Síndrome inflamatória pode ter causado a pausa nos testes da vacina de Oxford
Afirmação é do jornal "New York Times", que cita uma fonte anônima relacionada aos testes; a interrupção é um procedimento de rotina, até que fique claro se os sintomas foram causados pela vacina ou por outra razão
Os testes da vacina feita em parceria entre a Universidade de Oxford e a empresa farmacêutica AstraZeneca foram pausados após um voluntário apresentar reações adversas. Dentre as nove vacinas que se encontram na fase 3 de testes, a de Oxford é considerada a mais avançada nas pesquisas.
A AstraZeneca não informou qual foi o efeito colateral. Em nota enviada à imprensa, a empresa diz que a pausa é um procedimento de rotina, obrigatório sempre que surge “uma potencial doença inexplicada” em um dos testes. Essa interrupção permite que os pesquisadores investiguem o efeito adverso e revisem os dados de segurança da vacina.
Segundo o jornal The New York Times, que cita uma fonte anônima ligada ao teste da vacina, um dos pacientes que participava da fase 3 no Reino Unido teria sido diagnosticado com mielite transversa, uma síndrome inflamatória que afeta a medula espinhal e pode ser desencadeada por infecções virais. Não se sabe quando esse diagnóstico teria sido feito, nem se houve relação direta com a aplicação da vacina.

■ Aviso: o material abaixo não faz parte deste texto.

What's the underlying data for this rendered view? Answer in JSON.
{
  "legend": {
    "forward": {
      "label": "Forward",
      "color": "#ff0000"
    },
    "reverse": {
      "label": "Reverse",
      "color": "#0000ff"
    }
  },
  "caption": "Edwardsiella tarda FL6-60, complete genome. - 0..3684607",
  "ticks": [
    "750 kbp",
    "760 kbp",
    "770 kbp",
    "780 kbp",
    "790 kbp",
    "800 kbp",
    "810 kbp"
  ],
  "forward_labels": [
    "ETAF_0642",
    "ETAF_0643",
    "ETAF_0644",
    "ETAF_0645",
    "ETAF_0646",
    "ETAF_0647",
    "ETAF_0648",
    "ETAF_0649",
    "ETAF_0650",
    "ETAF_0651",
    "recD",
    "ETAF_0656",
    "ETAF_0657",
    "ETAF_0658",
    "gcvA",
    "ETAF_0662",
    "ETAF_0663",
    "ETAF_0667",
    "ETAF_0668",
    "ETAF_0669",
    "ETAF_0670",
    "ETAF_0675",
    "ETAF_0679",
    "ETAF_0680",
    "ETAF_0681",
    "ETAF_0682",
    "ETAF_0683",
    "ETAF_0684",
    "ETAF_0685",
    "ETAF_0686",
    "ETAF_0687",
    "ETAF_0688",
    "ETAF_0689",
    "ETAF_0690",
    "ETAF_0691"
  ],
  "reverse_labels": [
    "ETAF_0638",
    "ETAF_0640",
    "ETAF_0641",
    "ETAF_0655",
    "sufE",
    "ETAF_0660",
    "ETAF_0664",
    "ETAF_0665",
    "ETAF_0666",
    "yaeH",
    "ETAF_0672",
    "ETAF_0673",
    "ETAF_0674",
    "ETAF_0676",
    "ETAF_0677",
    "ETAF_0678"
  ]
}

A mielite transversa afeta a transmissão de impulsos nervosos, podendo causar fraqueza muscular e perda de sensibilidade tátil. Na maior parte dos casos, a causa da doença é desconhecida, mas pode estar relacionada a infecções. A AstraZeneca não confirmou se a interrupção nos testes ocorreu em razão dessa síndrome inflamatória. Ao NYT, a empresa disse que a situação está sendo investigada por um comitê independente e é muito cedo para cravar um diagnóstico específico.
O pesquisador Paul Griffin, da Universidade de Queensland (que não está envolvido no estudo, mas já participou de outros testes de fase 3) destacou à Nature o seguinte: em testes do tipo, muitas ocorrências médicas podem ser classificadas como “evento adverso” -por exemplo, a hospitalização de um participante por algum motivo não relacionado à vacina-, e levar à interrupção automática dos testes. O protocolo adotado pela AstraZeneca não foi divulgado.
A vacina de Oxford usa um adenovírus de chimpanzé, geneticamente modificado para não causar doenças em humanos e expressar as proteínas spike. São elas que o Sars-Cov-2 usa para se ligar às células humanas. A ideia é que o corpo tenha esse primeiro contato com as proteínas e aprenda a identificá-las rapidamente e gerar uma resposta imune quando de fato encontrar o coronavírus.
Mais de 17 mil voluntários ao redor do mundo estão participando dos testes da vacina de Oxford, inclusive no Brasil. Segundo a Unifesp, que conduz os testes no país, 5 mil brasileiros já receberam a vacina e não apresentaram reações adversas graves.
Em testes de larga escala, realizados com dezenas de milhares de pessoas, é comum que alguns indivíduos fiquem doentes e tenham sintomas por outros motivos. No entanto, é importante que os cientistas avaliem cuidadosamente se o efeito tem ou não relação com a vacina, o que não se sabe até o momento.
Também é possível que alguns efeitos colaterais de uma vacina só apareçam quando ela é aplicada em um número grande de pessoas, justamente porque são muito raros. É para isso que se realizam os testes de fase 3 antes que a vacina possa ser liberada para a população.
No estudo referente aos resultados das fases 1 e 2, publicado em junho, os pesquisadores reportam que 60% dos participantes apresentaram sintomas leves ou moderados. Entre eles estão dor muscular, fadiga, dor de cabeça, calafrios e, em alguns casos, febre. No entanto, nenhum dos sintomas foi considerado grave e todos puderam ser tratados com analgésicos.
A AstraZeneca iniciou os testes de fase 3 nos Estados Unidos no fim de agosto, onde devem participar mais 30 mil voluntários. Além dela, outras oito vacinas encontram-se na fase de testes em larga escala.